Starting university can feel a lot like your first day of high school all over again. However, I quickly learnt that university is not at all like high school and it is likely that, over a short period of time, you will find yourself very different from your high-school-self. The cliché that university allows you to reinvent yourself actually holds a lot of truth, as you are provided with so many opportunities to try new things. You can find places where you are comfortable and meet like-minded people who will enable you to build your confidence in ways that you didn’t know you were capable of.
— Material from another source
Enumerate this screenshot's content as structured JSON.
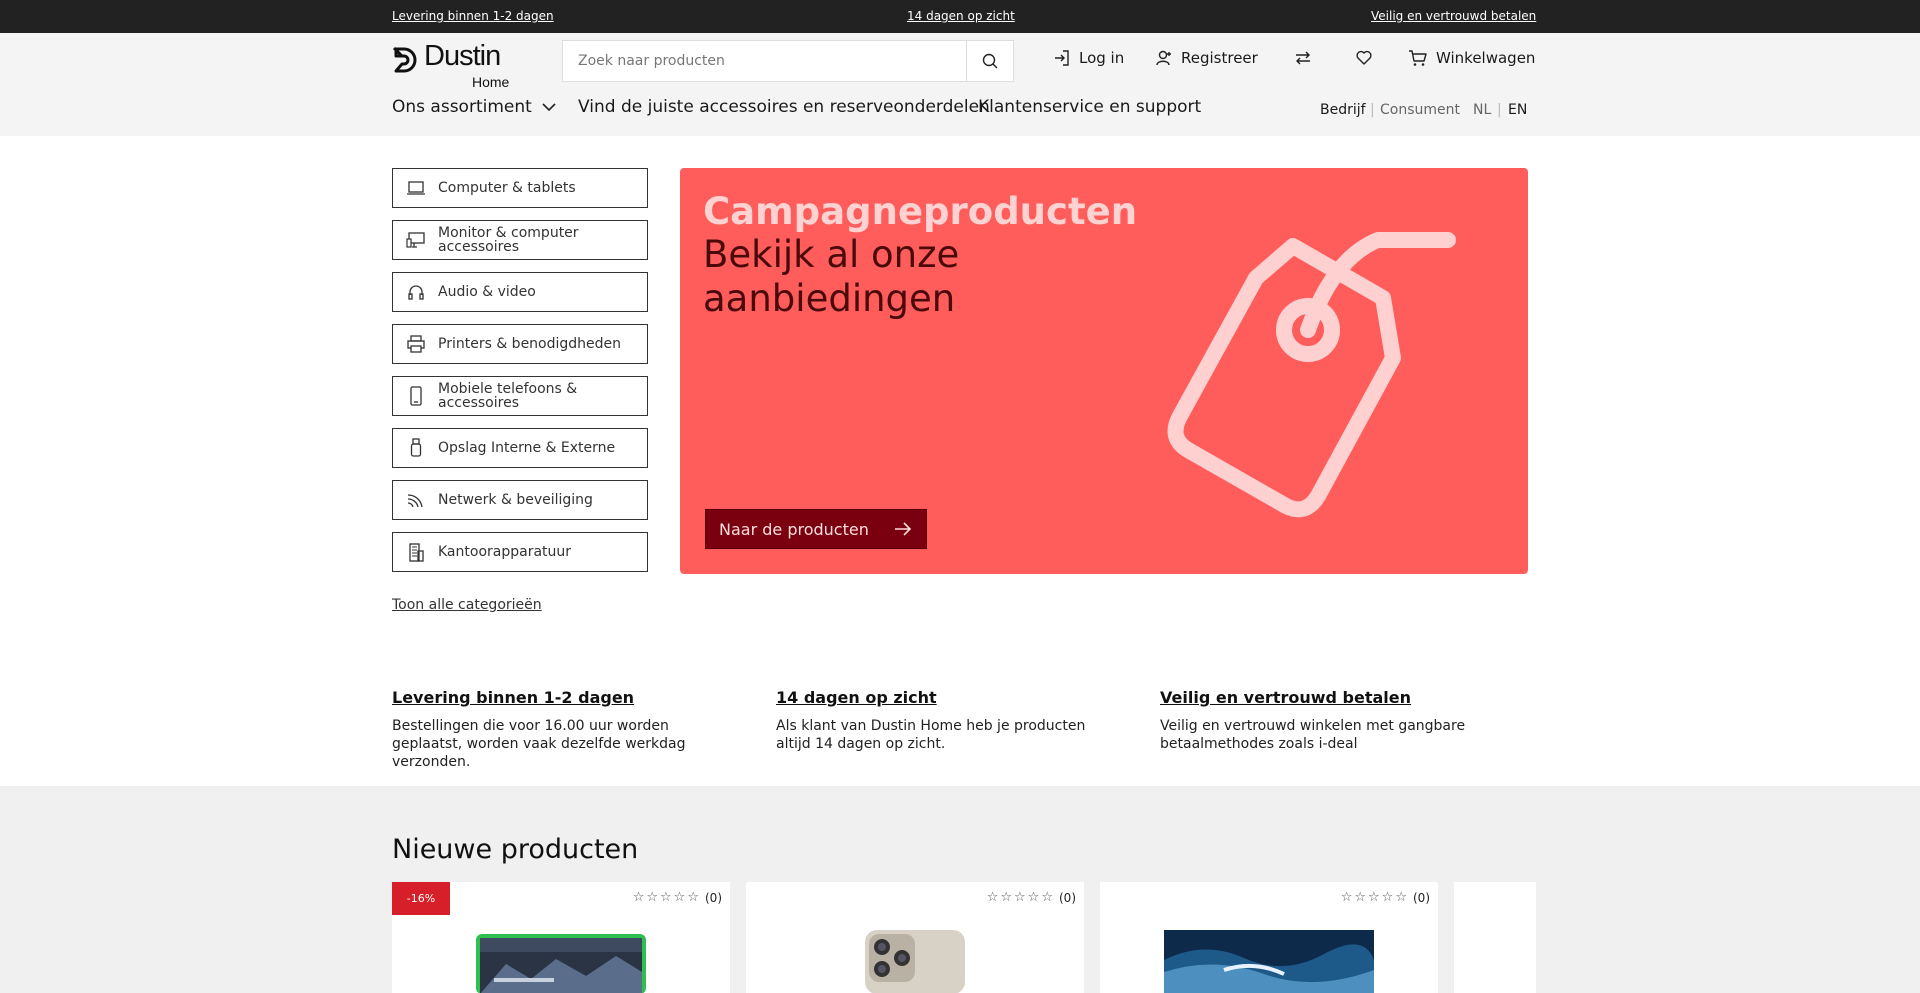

Having moved from Sydney and knowing no-one, making friends was an unnerving prospect for my shy first-year self. Know that a lot of people are in the same boat, and a lot of people are probably feeling just as anxious as you are. See this as an opportunity. In Sydney, most of my friends started off their studies with pre-established, high school cliques and were far less willing to branch out.
The first and most opportune time to meet people is during O-Week. Though it is unlikely to be the case, you do not want to have to deal with the anxiety of believing that everyone else has already formed impenetrable friendship groups. If you are living on campus, turn up to your college’s O-Week events. Even if you do not immediately find people you click with, making even one friend in O-Week can provide you with a familiar face on campus, and you will lessen the anxiety of finding somewhere to sit in the dining hall or a lecture theatre. A way of achieving this is to set small goals for yourself: attend an event and then reward yourself with alone time afterwards. If you do not feel comfortable enough to go up and introduce yourself or make conversation with someone, a smile always goes a long way and avoids anyone misapprehending your silence or lack of involvement for rudeness or disinterest.
Though often flippantly labelled as ‘easy marks’, for me, the most anxiety-inducing aspect of my first year was tutorial participation. Although I love learning, the prospect of speaking in front of a group of new people was incredibly daunting. A year on, my advice is to just have a go. Though you may feel more comfortable expressing yourself in writing than by speaking, the reality is that tutorial participation is usually overwhelmingly marked based on oral participation. Unfair as it may seem, to fulfil this requirement students must be vocal, ask questions and express their opinions enthusiastically. Your attempts to participate in less obvious or performative ways through active listening, eye contact and taking notes will probably go unnoticed. Find comfort in knowing that the virtues of your reservedness are suited to many other values of university. However, if you want that 10 percent, you can still get it. My advice would be to plan prior to the tutorial so that you can deliver a prepared line of opinion and avoid your tutor prompting you to participate through an unforeseen question. If your course has an online element to participation, capitalise on that.
Although your first steps into the world of tertiary education may seem daunting, you can always find comfort in the fact that so many people harbouring the same feelings and anxieties surround you.